In a recent study, the group at IFISC used this second method to map cultural regions in the US (Humanities and Social Sciences Communications 10 133). Based on the idea that cultural affiliation can be inferred from the topics that people discuss, the researchers looked at the frequency distributions of words in geotagged Tweets to find regional hotspots for them. From there, they were able to derive the main clusters of topical variation (figure 4).
4 Word culture
By looking at the contents of nine billion geotagged Tweets posted in the US from 2015 to 2021, researchers were able to build frequency distributions of words to find regional hotspots corresponding to their usage. From these words, and therefore the topics people discussed, the team was able to map out cultural regions (a). Each segment is a county, and those coloured white did not have enough data. The topics most frequently discussed in the different regions are: cuisine, fashion, music (blue); sports, school (yellow); nature, weather, outdoor activities (green); urban life, immigration, violence (red); self-reference, Hispanic culture (cyan). The most specific words for each region are displayed in (b).

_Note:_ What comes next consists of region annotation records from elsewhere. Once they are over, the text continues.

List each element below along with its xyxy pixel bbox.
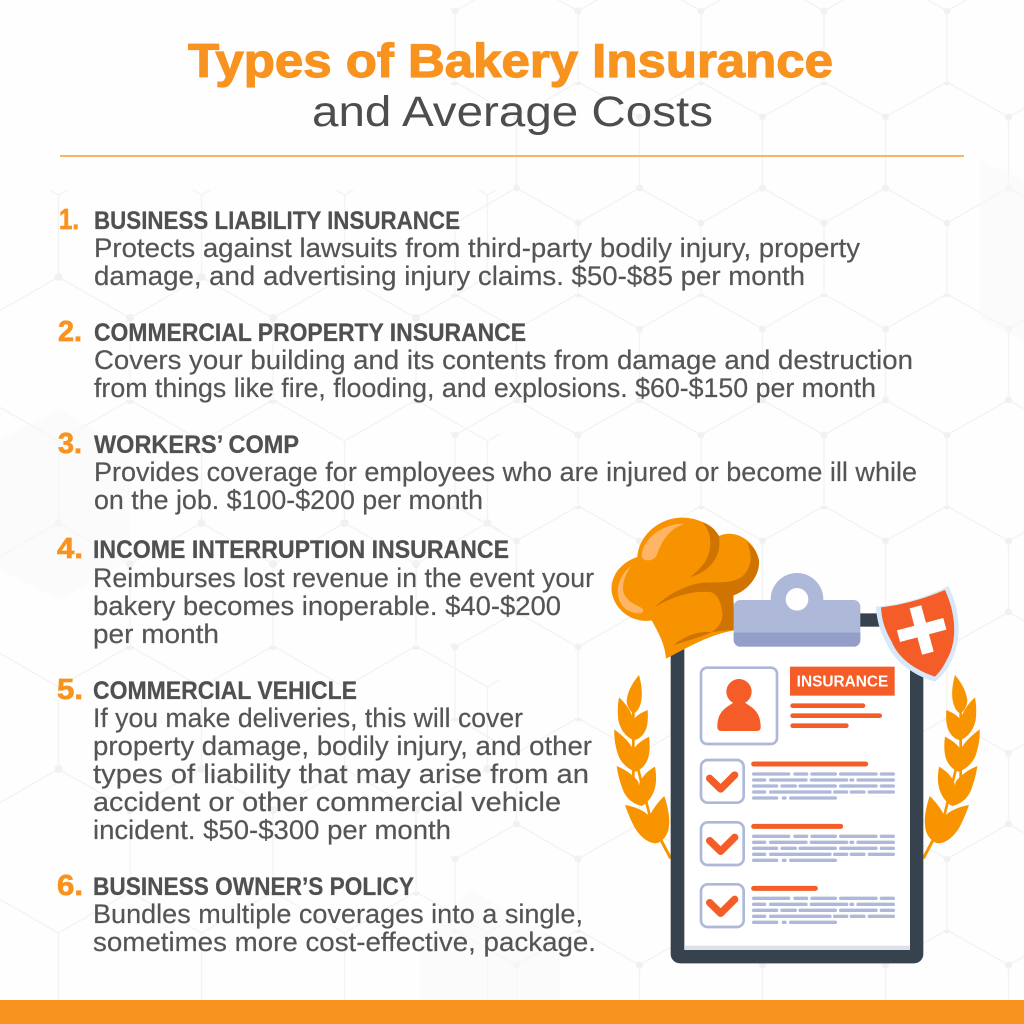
- description 5: types of liability that may arise from an: [93, 759, 589, 789]
- icon: shield with cross: [876, 586, 959, 682]
- clipboard board: [671, 613, 923, 963]
- heading 2: COMMERCIAL PROPERTY INSURANCE: [94, 319, 526, 347]
- description 5: property damage, bodily injury, and other: [93, 731, 592, 761]
- description 5: accident or other commercial vehicle: [93, 787, 561, 817]
- description 2: [94, 345, 913, 403]
- checklist item 1: [701, 760, 893, 803]
- description 1: Protects against lawsuits from third-party bodily injury, property: [94, 233, 861, 263]
- description 2: Covers your building and its contents from damage and destruction: [94, 345, 913, 375]
- item 4: income interruption insurance: [57, 533, 594, 649]
- description 1: damage, and advertising injury claims. $50-$85 per month: [94, 261, 805, 291]
- heading 6: BUSINESS OWNER’S POLICY: [93, 873, 414, 901]
- description 4: [93, 563, 594, 649]
- heading 1: BUSINESS LIABILITY INSURANCE: [94, 207, 460, 235]
- description 2: from things like fire, flooding, and explosions. $60-$150 per month: [94, 373, 876, 403]
- heading 3: WORKERS’ COMP: [94, 431, 299, 459]
- heading 4: INCOME INTERRUPTION INSURANCE: [93, 536, 509, 564]
- title line 1: Types of Bakery Insurance: [188, 34, 833, 87]
- description 5: [93, 703, 592, 845]
- description 3: on the job. $100-$200 per month: [94, 485, 483, 515]
- clipboard clip: [734, 573, 860, 647]
- description 3: [94, 457, 917, 515]
- insurance label: [790, 667, 895, 696]
- item 2: commercial property insurance: [58, 316, 913, 403]
- item 3: workers' comp: [58, 428, 917, 515]
- description 5: If you make deliveries, this will cover: [93, 703, 523, 733]
- description 4: Reimburses lost revenue in the event your: [93, 563, 594, 593]
- icon: right wheat: [923, 675, 980, 858]
- bottom orange bar: [0, 1000, 1024, 1024]
- item 6: business owner's policy: [57, 870, 596, 957]
- title line 2: and Average Costs: [312, 88, 713, 136]
- number 5: 5.: [57, 674, 83, 706]
- insurance label: INSURANCE: [797, 674, 888, 691]
- description 6: sometimes more cost-effective, package.: [93, 927, 596, 957]
- description 4: per month: [93, 619, 219, 649]
- description 1: [94, 233, 861, 291]
- description 3: Provides coverage for employees who are injured or become ill while: [94, 457, 917, 487]
- icon: chef hat: [612, 518, 759, 659]
- number 4: 4.: [57, 533, 83, 565]
- item 5: commercial vehicle: [57, 674, 592, 845]
- illustration: insurance clipboard: [671, 613, 923, 963]
- checklist: [701, 760, 893, 927]
- checklist item 2: [701, 822, 893, 865]
- description 6: Bundles multiple coverages into a single,: [93, 899, 583, 929]
- checklist item 3: [701, 884, 893, 927]
- number 1: 1.: [59, 204, 79, 236]
- number 3: 3.: [58, 428, 82, 460]
- label lines: [793, 706, 880, 726]
- number 6: 6.: [57, 870, 83, 902]
- heading 5: COMMERCIAL VEHICLE: [93, 677, 357, 705]
- number 2: 2.: [58, 316, 82, 348]
- id photo frame with person: [701, 668, 777, 744]
- description 6: [93, 899, 596, 957]
- icon: left wheat: [614, 675, 671, 858]
- clipboard clip and shield: [734, 573, 959, 682]
- title: [188, 34, 833, 136]
- description 5: incident. $50-$300 per month: [93, 815, 451, 845]
- item 1: business liability insurance: [59, 204, 861, 291]
- description 4: bakery becomes inoperable. $40-$200: [93, 591, 561, 621]
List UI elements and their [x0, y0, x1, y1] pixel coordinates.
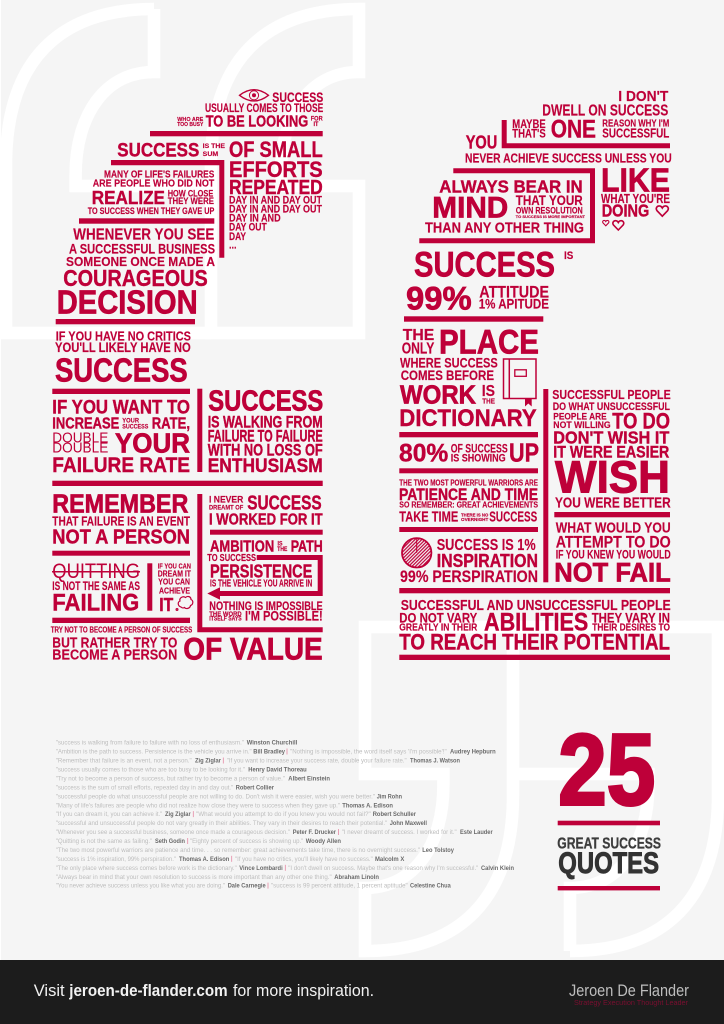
text block: list of quote sources: John Maxwell — [390, 820, 427, 827]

Although such studies of social-media data can provide linguistic pictures over short time periods, the future challenge will be to track how languages, and the competition between them, evolve in time. Doing so, however, one has to remember that the way languages are used in real life and online can be different. Most online information is in English, but offline it is only the third most spoken native language, with Chinese far more common (even though it accounts for less than 2% of online language). Furthermore, many existing languages are not represented in online communication platforms at all.
Linguistic diversity
When we give talks to non-physicists about language dynamics, we have noticed that the link between physics and linguistics always triggers lively discussions. Language, of course, concerns us all. Sadly, however, many languages are dying. It has been estimated that 50–90% of the approximately 6000 languages spoken currently in the world will disappear by the end of this century. In other words, on average about every two weeks a language dies. Interestingly, areas with high biodiversity also have high linguistic diversity, and the loss of both occurs in parallel.
Returning to the notion of the research world as an ecosystem, we hope that physics spreading into linguistics does not have a negative effect, as is usually the case when one species invades another. Instead, we foresee a fruitful symbiosis, in which the tools and models of complex systems theory let us understand the mechanisms that drive how languages evolve and spread. This knowledge is not only interesting scientifically but also has a clear social impact that may help shape and support societies that are linguistically more inclusive.